Dual-energy CT significantly contributes to treatment of rheumatic diseases

Synovial fluid aspiration is the present gold standard used to diagnose gout and confirm the presence of monosodium urate (MSU) crystals. However, dual energy CT (DECT) scans are increasingly being substituted for this invasive technique because clinical studies are demonstrating an up to 95% sensitivity of diagnosis.

A German study conducted to evaluate the impact DECT scan can have on the treatment regimens of patients suspected of having gout showed that findings from the exam modified planned or current treatment for over 90% of the participants. Although the patient cohort consisted of only 39 patients, the multi-disciplinary research team of radiologists, rheumatologists, and nephrologists from the Clinic of Goethe University in Frankfurt now recommend that DECT should be performed as part of the clinical workup of patients with suspected gout to verify or rule out the disease under certain circumstances.

This test is not used for patients who can be diagnosed with a clinical examination, but ratherw hen patients who are suspected to have gout but whose clinical presentation is not typical or who have co-existing rheumatic disease or osteoarthritis. A DECT scan is commonly ordered for clinical scenarios that make it difficult to find the correct diagnosis fast and begin targeted therapy.

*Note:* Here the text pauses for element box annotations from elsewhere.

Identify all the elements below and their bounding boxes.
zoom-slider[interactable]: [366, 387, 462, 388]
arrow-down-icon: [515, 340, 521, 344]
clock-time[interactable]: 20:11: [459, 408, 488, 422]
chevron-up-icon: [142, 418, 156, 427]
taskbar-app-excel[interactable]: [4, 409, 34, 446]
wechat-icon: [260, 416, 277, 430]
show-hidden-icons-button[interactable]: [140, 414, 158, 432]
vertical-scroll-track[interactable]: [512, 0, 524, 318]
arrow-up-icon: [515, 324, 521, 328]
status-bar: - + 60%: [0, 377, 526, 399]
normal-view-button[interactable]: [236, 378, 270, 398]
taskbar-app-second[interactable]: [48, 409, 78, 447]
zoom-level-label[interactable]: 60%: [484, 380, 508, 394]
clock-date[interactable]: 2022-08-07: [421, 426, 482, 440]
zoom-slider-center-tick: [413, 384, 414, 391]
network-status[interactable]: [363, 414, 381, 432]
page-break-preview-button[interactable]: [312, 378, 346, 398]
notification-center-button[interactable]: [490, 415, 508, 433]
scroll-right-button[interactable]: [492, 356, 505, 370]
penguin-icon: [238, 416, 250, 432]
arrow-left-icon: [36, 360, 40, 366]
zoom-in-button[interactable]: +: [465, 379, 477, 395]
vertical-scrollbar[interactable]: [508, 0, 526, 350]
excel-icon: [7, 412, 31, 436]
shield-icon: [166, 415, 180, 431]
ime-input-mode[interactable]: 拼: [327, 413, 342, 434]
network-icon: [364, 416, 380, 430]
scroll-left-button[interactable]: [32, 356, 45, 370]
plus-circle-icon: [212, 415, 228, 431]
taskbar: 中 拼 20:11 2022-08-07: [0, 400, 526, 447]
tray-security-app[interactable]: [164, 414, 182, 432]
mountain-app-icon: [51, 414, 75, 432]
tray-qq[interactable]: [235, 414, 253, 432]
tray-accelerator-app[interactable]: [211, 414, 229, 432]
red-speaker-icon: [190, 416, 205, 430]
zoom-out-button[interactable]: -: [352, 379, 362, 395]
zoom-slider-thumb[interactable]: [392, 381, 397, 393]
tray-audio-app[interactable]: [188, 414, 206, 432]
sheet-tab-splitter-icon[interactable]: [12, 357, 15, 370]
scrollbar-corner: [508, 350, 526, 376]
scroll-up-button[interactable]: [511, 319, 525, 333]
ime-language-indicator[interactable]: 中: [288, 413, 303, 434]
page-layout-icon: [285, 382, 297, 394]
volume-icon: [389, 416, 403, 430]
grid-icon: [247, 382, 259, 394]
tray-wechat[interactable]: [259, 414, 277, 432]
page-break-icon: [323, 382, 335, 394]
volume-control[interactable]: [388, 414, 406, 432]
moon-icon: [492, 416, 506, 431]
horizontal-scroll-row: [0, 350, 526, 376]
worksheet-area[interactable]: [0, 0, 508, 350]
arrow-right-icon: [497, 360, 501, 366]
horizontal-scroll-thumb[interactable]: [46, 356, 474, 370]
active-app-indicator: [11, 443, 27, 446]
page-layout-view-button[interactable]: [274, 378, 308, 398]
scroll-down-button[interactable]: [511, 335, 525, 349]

For the study, the researchers identified patients who had a DECT exam at the Clinic over a 36 month period. They retrospectively analyzed the rheumatologic and clinical history of 39 patients, nine of whom had a known prior history or current diagnosis of gout. The clinical history included documented uric acid serum levels, treatment regimens, and medication prescribed before and after the DECT exam. Then they analyzed DECT datasets of the feet, knees, and hands, detecting MSU crystals in 23 joints of 23 patients. Sixteen of these patients had not been diagnosed with gout before having a DECT scan. Three of the nine patients with a known history of gout had negative MSU crystal findings on the DECT scan.

Coauthor professor of radiology Ralf W. Bauer, M.D. of the department of diagnostic and interventional radiology, and colleagues, determined that of the 36 patients who had a positive diagnosis, 22 patients had their treatment modified to gout-specific therapy, and 14 patients had regimen modifications that targeted other rheumatic diseases the DECT scan identified. Specifically, current treatment regimens were modified based on DECT findings in 92.3% of the cases, with treatment alterations in 58.3% of patients with positive findings of MSU crystals, and modified from a nonspecific target inflammation therapy to a gout-targeted therapy in 35.9% of cases.

“Our results indicate that DECT represents a gatekeeper technique in clinical workup of suspected gout,” they wrote. Additionally, “DECT is able to reliably rule out gout in patients with symptoms indicative of gout and avoid delay of appropriate treatment.”


  1. Metzger, SC, Koehm M, Wichmann, JL, et al. Dual-Energy CT in Patients with Supected Gouty Arthritis: Effects on Treatment Regimen and Clinical Outcome. 2016 Acad Radiol. 23;3:267-272.